When Social Media and the Law Collide

By: Ann S. Jacobs, President, Wisconsin Association for Justice

As a trial lawyer, my job is to fight for my clients both in court and outside. “Outside,” these days often means online as well. Hire me, or one of my colleagues, for our legal acumen and you’ll likely end up with a new Facebook friend.

My husband and I have had endless conversations with our teenage daughters about the perils of social media. “The Internet is forever,” is our mantra. Facebook just recently hit one billion users on a single day and that doesn’t even taken into account the dozens of other smaller, by comparison, social media websites. The kids, I suspect, get it.  Adults I’m not so sure.

You should care about your online life because it can come back to haunt you. If you’re involved in a lawsuit, brace yourself for the inevitable subpoena demanding to review your postings. In March, a court ordered a rape victim to turn over every photograph, status update, or message she ever posted. The woman had sued claiming she had lost the “enjoyment of life.” Defense lawyers claimed her postings showed her engaging in various activities, like rock climbing, telling a different story.

Ashley Madison, the now iconic cheater’s website, has been a good life lesson on the illusion of Internet security. Some 30 million wannabe’s signed up hoping for a guilt-free hookup and instead became part of a global snicker-fest when the website was hacked and the names were leaked to the media. Now, imagine if you’re on the list and your soon-to-be-former-spouse’s attorney decides to vacuum the rest of your online social life.

Defense lawyers are going to court hoping for even a hint of online doubt in a victim’s story.  I routinely ask potential clients if I can review their social media history for looming potholes in their story. If we do file suit, I tell clients to stop posting about the case online because the risks are simply too high.  A glib comment, an impromptu smile, or the mere mention of an activity can create a firestorm of litigation about whether your entire social media life should be handed over to opposing counsel.

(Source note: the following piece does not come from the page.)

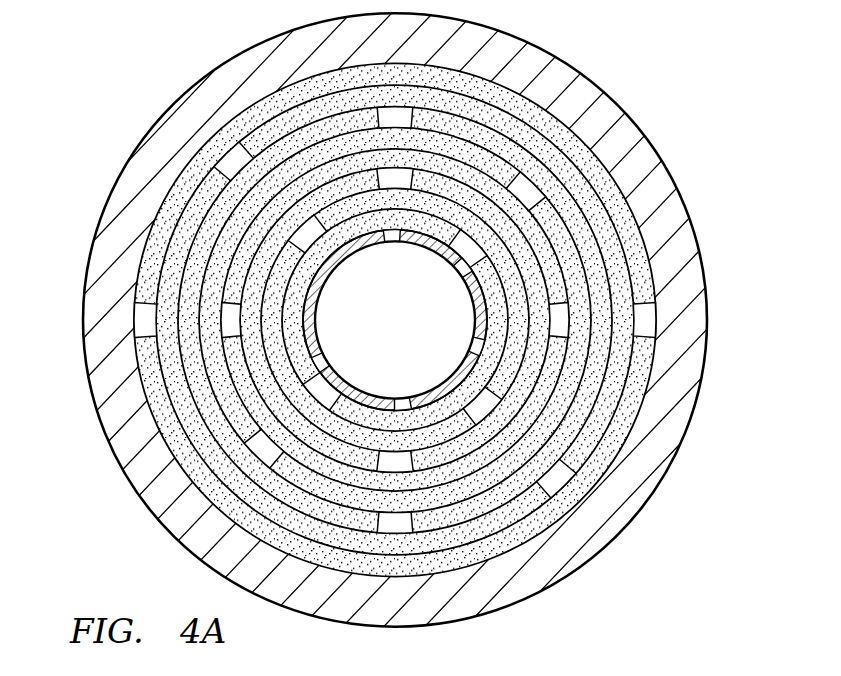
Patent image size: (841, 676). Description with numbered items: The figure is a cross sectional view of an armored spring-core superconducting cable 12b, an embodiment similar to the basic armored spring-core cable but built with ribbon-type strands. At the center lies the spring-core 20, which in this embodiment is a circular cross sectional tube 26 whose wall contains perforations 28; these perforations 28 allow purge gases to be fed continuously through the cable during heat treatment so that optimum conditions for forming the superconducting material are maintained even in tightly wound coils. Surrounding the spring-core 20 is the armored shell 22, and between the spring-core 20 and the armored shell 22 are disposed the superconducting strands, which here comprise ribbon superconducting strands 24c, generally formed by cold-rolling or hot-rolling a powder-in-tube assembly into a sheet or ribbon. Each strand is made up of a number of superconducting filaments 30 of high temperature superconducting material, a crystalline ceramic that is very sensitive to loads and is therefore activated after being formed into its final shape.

Hail Mary subpoenas don’t always work, but enough do to be worrying. Instead of full access to a litigant’s social media life, defense lawyers are often being limited to only information that is relevant to a case which is also the gold standard for non-online evidence. Taking advantage of a victim a second time by inspecting every thought, emotion, or idea that was expressed online has nothing to do with justice.

That’s my point. Everyone one of us has to assume online privacy is more illusion than reality and recognize there are risks to sharing too much information. For every Ashley Madison story where potential cheaters get their comeuppance, there are even more examples of a victim being ordered to explain how one badly timed Facebook posting can call their credibility into doubt. As the frontline defenders of victim’s rights, it is up to our profession to hit the delicate balance between protecting our client’s legal rights and becoming their online hall monitor.